Leading strategic expert Hugh White, a professor at the Australian National University, said yesterday that China had overtly built up its capacity to between 600 and 700 missiles to make a political point - that it would not tolerate any move by Taiwan to declare itself independent.
Reading political points into military build-ups isn't always safe, but I find this reasonable.

No missile defence system could stop them, because the numbers were so great, Professor White said. "And missile defence is a raw numbers game."
The professor is correct that Taiwan will be not be able to stop every missile, especially since at present only the northern half of the island is protected by Patriot missiles (to the best of my knowledge). Taiwan can use its Patriots to attrit those incoming missiles, reducing their destructive capacity. Lets play the "raw numbers game." My calculations of the subject tell me that accounting for mechanical malfunctions (a modest 10%), missile defenses (50% as a ball park estimate, until Taiwan runs out of missiles), and strategic reserves (1/3 seems to be the rule), about 320 missiles will hit their targets.

"The number of Chinese missiles gives Beijing a lot of political and strategic flexibility," Professor White said. "It could, for instance, fire off 20 missiles and say, 'What do you think of that?' - leaving a lot of rounds in its locker.
The problem with this is one of accuracy that is further elucidated in the following sentence:
And if China did decide it wanted to take even stronger action, it could target power stations and airstrips and ports and army barracks, and could stop Taiwan functioning for awhile."
Taiwan probably wouldn't be overly intimidated by attempts to hit specific buildings, because they would either miss the target or be so inefficient as to demonstrate the missiles' impotence.
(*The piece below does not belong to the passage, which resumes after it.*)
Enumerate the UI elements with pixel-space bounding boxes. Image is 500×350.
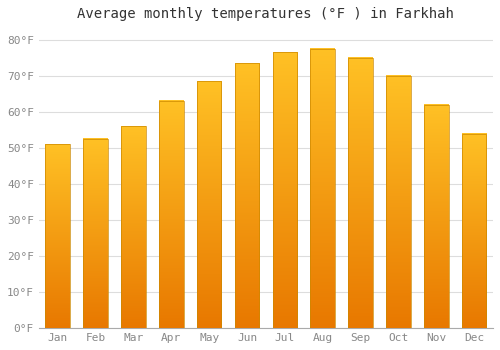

With a circular error probability of 200-280 meters, it would take 44 CSS-6s or 23 CSS-7s to destroy a target with 75% certainty, which doesn't seem to be particularly intimidating to me. Using between one out of every 30 of your missiles (or 1/15 with the less accurate missiles) to have a three-in-four chance of destroying one building won't scare anyone into submission. If China has upgraded all of its missiles with GPS-guidance systems, a technology China is rumored to be deploying on its most advanced missiles (NOT all of them), China could reasonably expect to destroy 240 non-hardened targets with its 320 missiles that reach their targets or 461 targets if no missiles were held in reserve. Once again, not particularly devastating and certainly not enough to "stop Taiwan functioning."

The author, or the professor guiding him, seems to believe that every missile China launches will hit its target. That is not a reasonable assumption. Let's hope that China is not as prone to miscalculation.